The collapse in demand from India, hitherto the world’s largest gold offtake market is manifest. Demand is reportedly down by about 40 pct with the Government at war with its black economy and they seem prepared to sacrifice bona fide individuals even to the extent of deeply damaging the economy in that pursuit. Gold buying has suffered severely as collateral damage.
Weakness in other physical markets is endemic – Central Bank demand is expected to be down about 15 pct from levels seen in recent years and even jewellery demand in China is down 27 pct to the lowest in 7 years, while Indian jewellery demand is at a 13 year low. One of the few brights spots is European investment demand with Degussa (our parent company) reporting an increase of about 35 pct year on year.
So what has filled the vacuum and more left by absent physical buyers … well it has been speculators … the flakey end of the market – never a good thing. As such, those wonderful gains we saw in H1 were, regrettably, built on sand.
In Jan 2016 the gold futures traders went from a neutral position to a record net long by buying close to 310,000 contracts or a little over 1,000 tonnes (in a market which only produces 3,000 tonnes) – added to which ETF buyers bought conversationally 700 tonnes taking the GLD holding from 1400 tonnes to 2100 tonnes. This is not a good thing, and to some extent explains gold’s sideways movement during H2 2016. Essentially we had stale speculative longs overhanging the market and patient physical buyers under the market who would enter only if it was cheap enough … they offset each other.
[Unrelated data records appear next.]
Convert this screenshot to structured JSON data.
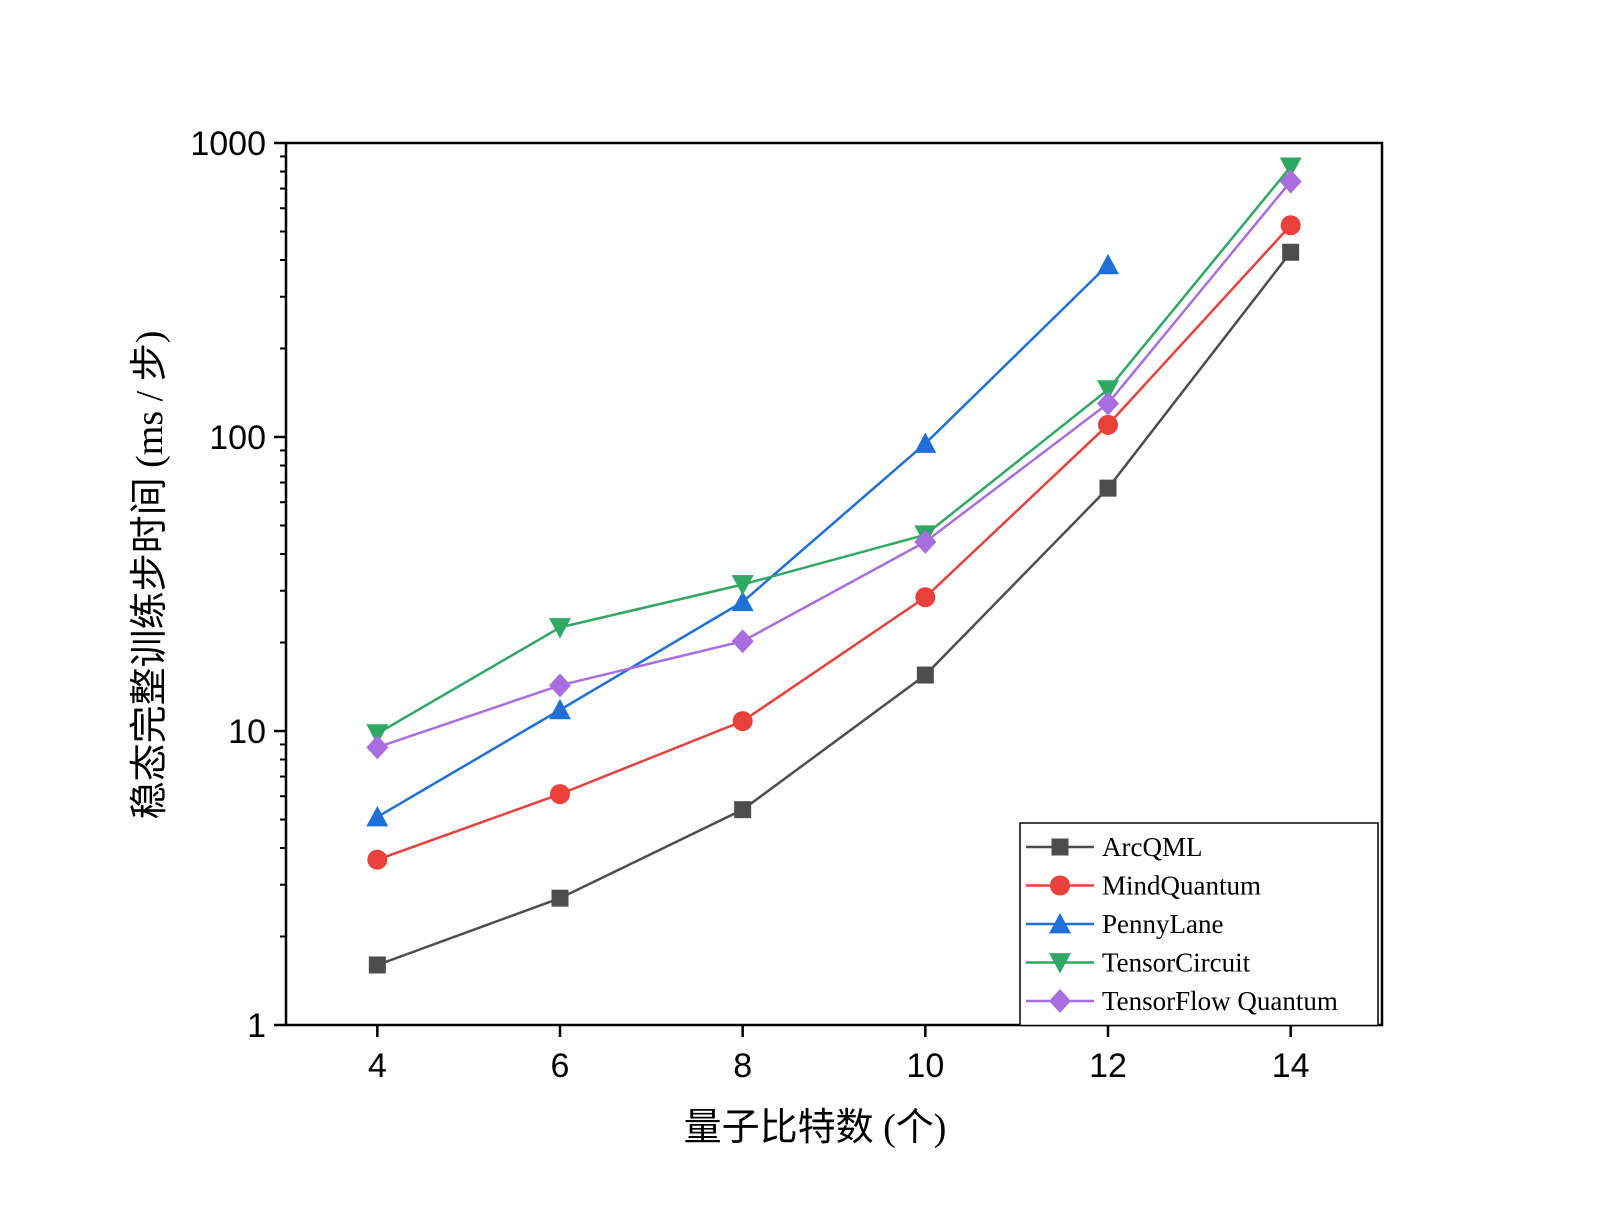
{
  "chart_data": {
    "type": "line",
    "title": "",
    "xlabel": "量子比特数 (个)",
    "ylabel": "稳态完整训练步时间 (ms / 步)",
    "xlim": [
      3,
      15
    ],
    "ylim": [
      1,
      1000
    ],
    "yscale": "log",
    "xticks": [
      4,
      6,
      8,
      10,
      12,
      14
    ],
    "xtick_labels": [
      "4",
      "6",
      "8",
      "10",
      "12",
      "14"
    ],
    "yticks": [
      1,
      10,
      100,
      1000
    ],
    "ytick_labels": [
      "1",
      "10",
      "100",
      "1000"
    ],
    "legend_position": "bottom-right",
    "grid": false,
    "series": [
      {
        "name": "ArcQML",
        "color": "#4d4d4d",
        "marker": "square",
        "x": [
          4,
          6,
          8,
          10,
          12,
          14
        ],
        "values": [
          1.6,
          2.7,
          5.4,
          15.5,
          67,
          425
        ]
      },
      {
        "name": "MindQuantum",
        "color": "#e8413c",
        "marker": "circle",
        "x": [
          4,
          6,
          8,
          10,
          12,
          14
        ],
        "values": [
          3.65,
          6.1,
          10.8,
          28.5,
          110,
          525
        ]
      },
      {
        "name": "PennyLane",
        "color": "#1f6fd8",
        "marker": "triangle-up",
        "x": [
          4,
          6,
          8,
          10,
          12
        ],
        "values": [
          5.1,
          11.8,
          27.5,
          95,
          385
        ]
      },
      {
        "name": "TensorCircuit",
        "color": "#2fa765",
        "marker": "triangle-down",
        "x": [
          4,
          6,
          8,
          10,
          12,
          14
        ],
        "values": [
          9.8,
          22.5,
          31.5,
          46.5,
          145,
          830
        ]
      },
      {
        "name": "TensorFlow Quantum",
        "color": "#a86ee0",
        "marker": "diamond",
        "x": [
          4,
          6,
          8,
          10,
          12,
          14
        ],
        "values": [
          8.8,
          14.3,
          20.2,
          44,
          130,
          740
        ]
      }
    ]
  }
}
The price action of gold which mainly saw modest and short-lived price corrections supports this view.
Now the good news for gold bugs.
More recently the ‘quality’ buying, that is say the physical buyers have quietly and inexorably been consuming those stale spec longs. We have seen a roughly halving of the spec longs on COMEX and indeed the new ETF buying, to put the market in better balance to move ahead soon. If we are right then you might expect – political black swans aside – for gold to track sideways / a shade lower for a few more months before being well positioned for a more sustainable and meaningful move higher.
The headline word for 2017 will in our view be ‘inflation’ and wealth preservation will continue to be a watchword for those looking to position themselves strategically… and by extension gold is well priced and positioned to benefit.
In short, gold needs to get through a further short period of adjusting to what was always an unreliable price rally, before establishing solid foundations for a further move higher next year in our view.